BlackRock CEO Calls Out Big Oil For Selling Off Polluting Assets To Private Companies
On Monday, BlackRock CEO Larry Fink issued a sharp rebuke to oil companies for selling off their most polluting assets to private companies, obscuring insight into how much they may be polluting.
Speaking at a conference on the sidelines of the COP26 conference on climate change in Glasgow, Scotland, Fink praised publicly listed companies for increasing their reporting on carbon emissions, but he rebuked those that he said sell their pollutant assets to private investors.
“We can’t just ask public companies to move forward without the rest of society," Fink told CNBC.
"We’re seeing that more hydrocarbons have been sold to private companies in the last few years than almost any time ever. That doesn’t change the world at all. It actually makes it, the world even worse," he continued.

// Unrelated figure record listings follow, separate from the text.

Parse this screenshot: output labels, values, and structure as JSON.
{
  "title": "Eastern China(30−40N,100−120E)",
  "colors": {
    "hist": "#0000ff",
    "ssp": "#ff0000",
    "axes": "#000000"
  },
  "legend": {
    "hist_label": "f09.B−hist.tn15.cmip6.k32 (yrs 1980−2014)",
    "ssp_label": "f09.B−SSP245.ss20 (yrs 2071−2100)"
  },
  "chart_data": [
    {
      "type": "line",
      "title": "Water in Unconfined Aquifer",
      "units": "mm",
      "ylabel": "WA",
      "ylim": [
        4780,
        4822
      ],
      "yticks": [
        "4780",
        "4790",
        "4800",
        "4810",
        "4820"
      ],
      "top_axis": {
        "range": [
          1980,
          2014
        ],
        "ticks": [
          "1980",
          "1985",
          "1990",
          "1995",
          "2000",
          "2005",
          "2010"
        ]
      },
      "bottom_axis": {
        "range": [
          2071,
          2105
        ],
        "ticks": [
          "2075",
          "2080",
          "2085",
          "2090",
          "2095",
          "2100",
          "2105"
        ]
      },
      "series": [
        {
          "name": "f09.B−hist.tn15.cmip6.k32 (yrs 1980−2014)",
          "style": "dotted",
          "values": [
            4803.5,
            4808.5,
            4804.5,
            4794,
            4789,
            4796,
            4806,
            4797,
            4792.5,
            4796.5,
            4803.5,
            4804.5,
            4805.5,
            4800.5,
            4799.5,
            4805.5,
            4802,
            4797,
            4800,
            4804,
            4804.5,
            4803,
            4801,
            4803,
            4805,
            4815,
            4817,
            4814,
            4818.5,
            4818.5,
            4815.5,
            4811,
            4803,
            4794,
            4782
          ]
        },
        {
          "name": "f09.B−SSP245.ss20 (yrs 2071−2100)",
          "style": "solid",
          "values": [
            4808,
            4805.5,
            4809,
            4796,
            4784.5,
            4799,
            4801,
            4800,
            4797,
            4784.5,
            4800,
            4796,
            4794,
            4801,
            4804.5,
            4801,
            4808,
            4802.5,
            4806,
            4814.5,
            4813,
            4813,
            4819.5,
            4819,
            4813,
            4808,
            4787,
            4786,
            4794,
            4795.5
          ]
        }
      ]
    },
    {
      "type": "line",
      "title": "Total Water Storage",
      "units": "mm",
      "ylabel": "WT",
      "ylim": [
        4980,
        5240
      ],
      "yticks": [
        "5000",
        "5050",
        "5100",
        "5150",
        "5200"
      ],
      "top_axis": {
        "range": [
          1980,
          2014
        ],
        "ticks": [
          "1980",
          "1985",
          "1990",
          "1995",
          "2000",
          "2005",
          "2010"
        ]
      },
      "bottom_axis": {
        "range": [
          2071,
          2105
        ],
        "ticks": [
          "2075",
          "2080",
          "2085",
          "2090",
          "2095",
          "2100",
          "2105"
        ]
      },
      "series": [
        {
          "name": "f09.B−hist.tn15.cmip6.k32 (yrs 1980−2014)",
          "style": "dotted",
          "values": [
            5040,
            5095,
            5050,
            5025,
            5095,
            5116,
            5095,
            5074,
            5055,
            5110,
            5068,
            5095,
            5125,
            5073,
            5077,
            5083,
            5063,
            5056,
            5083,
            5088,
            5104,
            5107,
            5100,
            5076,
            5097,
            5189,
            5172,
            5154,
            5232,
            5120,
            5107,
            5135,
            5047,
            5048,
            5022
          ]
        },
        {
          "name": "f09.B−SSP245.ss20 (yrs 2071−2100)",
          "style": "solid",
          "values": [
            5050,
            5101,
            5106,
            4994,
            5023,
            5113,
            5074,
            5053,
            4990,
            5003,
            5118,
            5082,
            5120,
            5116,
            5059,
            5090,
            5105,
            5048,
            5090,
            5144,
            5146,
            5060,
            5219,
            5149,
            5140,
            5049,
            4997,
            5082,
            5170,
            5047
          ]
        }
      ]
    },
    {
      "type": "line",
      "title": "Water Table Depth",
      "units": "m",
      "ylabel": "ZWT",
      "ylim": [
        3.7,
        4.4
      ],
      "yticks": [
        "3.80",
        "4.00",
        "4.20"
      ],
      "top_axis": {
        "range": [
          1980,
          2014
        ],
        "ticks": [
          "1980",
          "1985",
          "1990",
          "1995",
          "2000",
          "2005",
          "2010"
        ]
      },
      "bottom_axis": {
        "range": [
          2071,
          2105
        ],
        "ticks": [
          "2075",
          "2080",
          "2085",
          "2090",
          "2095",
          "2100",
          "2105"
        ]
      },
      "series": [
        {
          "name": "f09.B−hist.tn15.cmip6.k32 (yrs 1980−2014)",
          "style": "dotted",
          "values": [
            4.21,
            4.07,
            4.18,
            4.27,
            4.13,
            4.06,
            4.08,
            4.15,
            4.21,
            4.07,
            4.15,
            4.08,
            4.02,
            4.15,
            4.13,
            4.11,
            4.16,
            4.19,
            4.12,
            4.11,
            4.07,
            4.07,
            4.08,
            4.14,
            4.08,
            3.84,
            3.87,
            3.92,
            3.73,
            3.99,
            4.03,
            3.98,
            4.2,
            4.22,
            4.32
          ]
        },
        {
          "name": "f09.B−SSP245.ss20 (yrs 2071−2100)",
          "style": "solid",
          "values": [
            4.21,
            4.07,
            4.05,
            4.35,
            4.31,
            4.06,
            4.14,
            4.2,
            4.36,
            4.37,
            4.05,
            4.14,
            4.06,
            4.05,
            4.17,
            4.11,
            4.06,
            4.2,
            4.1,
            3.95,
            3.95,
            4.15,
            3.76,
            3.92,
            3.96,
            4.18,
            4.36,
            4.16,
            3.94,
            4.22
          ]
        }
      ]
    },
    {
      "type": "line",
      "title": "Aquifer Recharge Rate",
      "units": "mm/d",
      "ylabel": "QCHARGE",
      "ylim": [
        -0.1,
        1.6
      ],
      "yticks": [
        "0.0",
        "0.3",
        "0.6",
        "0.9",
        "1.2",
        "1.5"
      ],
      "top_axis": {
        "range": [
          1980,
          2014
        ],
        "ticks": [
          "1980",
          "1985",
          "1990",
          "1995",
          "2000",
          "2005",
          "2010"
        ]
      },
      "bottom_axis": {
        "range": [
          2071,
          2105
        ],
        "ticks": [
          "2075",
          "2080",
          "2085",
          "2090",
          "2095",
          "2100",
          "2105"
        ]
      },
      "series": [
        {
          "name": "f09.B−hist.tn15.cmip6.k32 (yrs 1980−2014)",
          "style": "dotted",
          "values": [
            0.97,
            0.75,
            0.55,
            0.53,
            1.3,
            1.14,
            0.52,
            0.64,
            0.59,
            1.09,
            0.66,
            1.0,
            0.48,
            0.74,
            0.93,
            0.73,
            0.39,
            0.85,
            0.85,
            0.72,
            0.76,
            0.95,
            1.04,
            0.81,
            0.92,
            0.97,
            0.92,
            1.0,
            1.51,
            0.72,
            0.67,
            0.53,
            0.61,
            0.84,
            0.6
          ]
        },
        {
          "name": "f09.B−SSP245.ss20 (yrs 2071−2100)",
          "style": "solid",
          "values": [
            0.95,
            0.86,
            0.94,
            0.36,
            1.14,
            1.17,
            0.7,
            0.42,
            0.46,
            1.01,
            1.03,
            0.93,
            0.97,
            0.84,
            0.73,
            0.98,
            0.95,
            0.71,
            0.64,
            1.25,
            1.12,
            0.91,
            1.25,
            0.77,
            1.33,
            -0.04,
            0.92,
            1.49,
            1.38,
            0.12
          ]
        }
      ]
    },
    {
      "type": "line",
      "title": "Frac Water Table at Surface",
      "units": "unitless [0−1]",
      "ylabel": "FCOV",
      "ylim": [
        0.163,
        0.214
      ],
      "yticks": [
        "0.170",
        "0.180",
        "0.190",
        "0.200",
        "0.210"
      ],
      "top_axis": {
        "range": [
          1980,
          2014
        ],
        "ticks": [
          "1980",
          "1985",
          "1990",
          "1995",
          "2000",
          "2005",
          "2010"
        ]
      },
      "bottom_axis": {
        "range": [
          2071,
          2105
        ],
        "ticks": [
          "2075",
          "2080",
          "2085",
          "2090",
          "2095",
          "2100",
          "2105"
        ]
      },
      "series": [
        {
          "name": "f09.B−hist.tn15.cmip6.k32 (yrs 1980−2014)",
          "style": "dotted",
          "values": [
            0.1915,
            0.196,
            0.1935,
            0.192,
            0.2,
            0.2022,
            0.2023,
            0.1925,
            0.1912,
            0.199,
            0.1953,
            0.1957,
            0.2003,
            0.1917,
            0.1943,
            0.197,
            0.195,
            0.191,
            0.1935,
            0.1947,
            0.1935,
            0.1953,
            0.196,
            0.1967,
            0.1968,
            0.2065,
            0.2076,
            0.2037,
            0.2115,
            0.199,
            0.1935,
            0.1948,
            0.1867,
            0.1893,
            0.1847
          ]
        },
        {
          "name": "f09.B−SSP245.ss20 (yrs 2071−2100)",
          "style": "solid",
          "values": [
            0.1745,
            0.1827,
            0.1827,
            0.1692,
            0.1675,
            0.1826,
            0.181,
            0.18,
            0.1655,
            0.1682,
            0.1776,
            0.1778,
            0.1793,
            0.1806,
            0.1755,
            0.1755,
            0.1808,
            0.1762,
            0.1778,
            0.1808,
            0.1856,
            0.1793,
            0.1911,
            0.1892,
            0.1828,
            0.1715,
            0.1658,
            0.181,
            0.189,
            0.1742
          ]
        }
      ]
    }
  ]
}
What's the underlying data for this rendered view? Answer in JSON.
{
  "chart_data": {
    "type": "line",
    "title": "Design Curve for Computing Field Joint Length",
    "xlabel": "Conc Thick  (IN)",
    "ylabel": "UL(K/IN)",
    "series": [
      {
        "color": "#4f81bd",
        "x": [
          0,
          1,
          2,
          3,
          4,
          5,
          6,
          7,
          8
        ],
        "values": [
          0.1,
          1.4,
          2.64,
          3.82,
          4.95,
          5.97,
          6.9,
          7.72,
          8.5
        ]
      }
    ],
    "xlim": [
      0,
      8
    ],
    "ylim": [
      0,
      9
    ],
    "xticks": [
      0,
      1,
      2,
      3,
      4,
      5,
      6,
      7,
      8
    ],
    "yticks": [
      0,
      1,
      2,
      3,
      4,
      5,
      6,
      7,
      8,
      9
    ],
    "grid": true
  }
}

Fink said that these activities amount to “greenwashing” by companies, a term applied to marketing spin that makes deceptive or exaggerated environmental claims. However, he insisted that the energy transition to a carbon-free future should be “radically rethought.”
The reason, Fink argues, is because the world is still too dependent on oil and gas for its energy needs even if the priority should be to usher in a decarbonized future. Internationally, he added that the continued dependence of developing countries on dirty energy sources should be taken into account as they are encouraged to set greener energy goals like industrialized nations have.
Fink has frequently and publicly urged the private sector to do more to arrest the progress of climate change. Fink’s BlackRock, the world’s largest asset manager, will play its part in achieving an objective of net zero emissions by the year 2050.
However, BlackRock has been accused of not always matching its rhetoric with its actions. The company has been previously reported to have supported only 13% of green-oriented resolutions last year, down from 20% in 2019. It also continues to hold shares in large oil companies like ConocoPhillips and Exxon Mobil.
A spokesperson for BlackRock shared BlackRock Investment Stewardship's (BIS)'s own report summarizing voting by its shareholders between July 1, 2020 and June 30, 2021, and it showed that BIS supported 64% of environmental shareholder proposals in its most recent proxy season.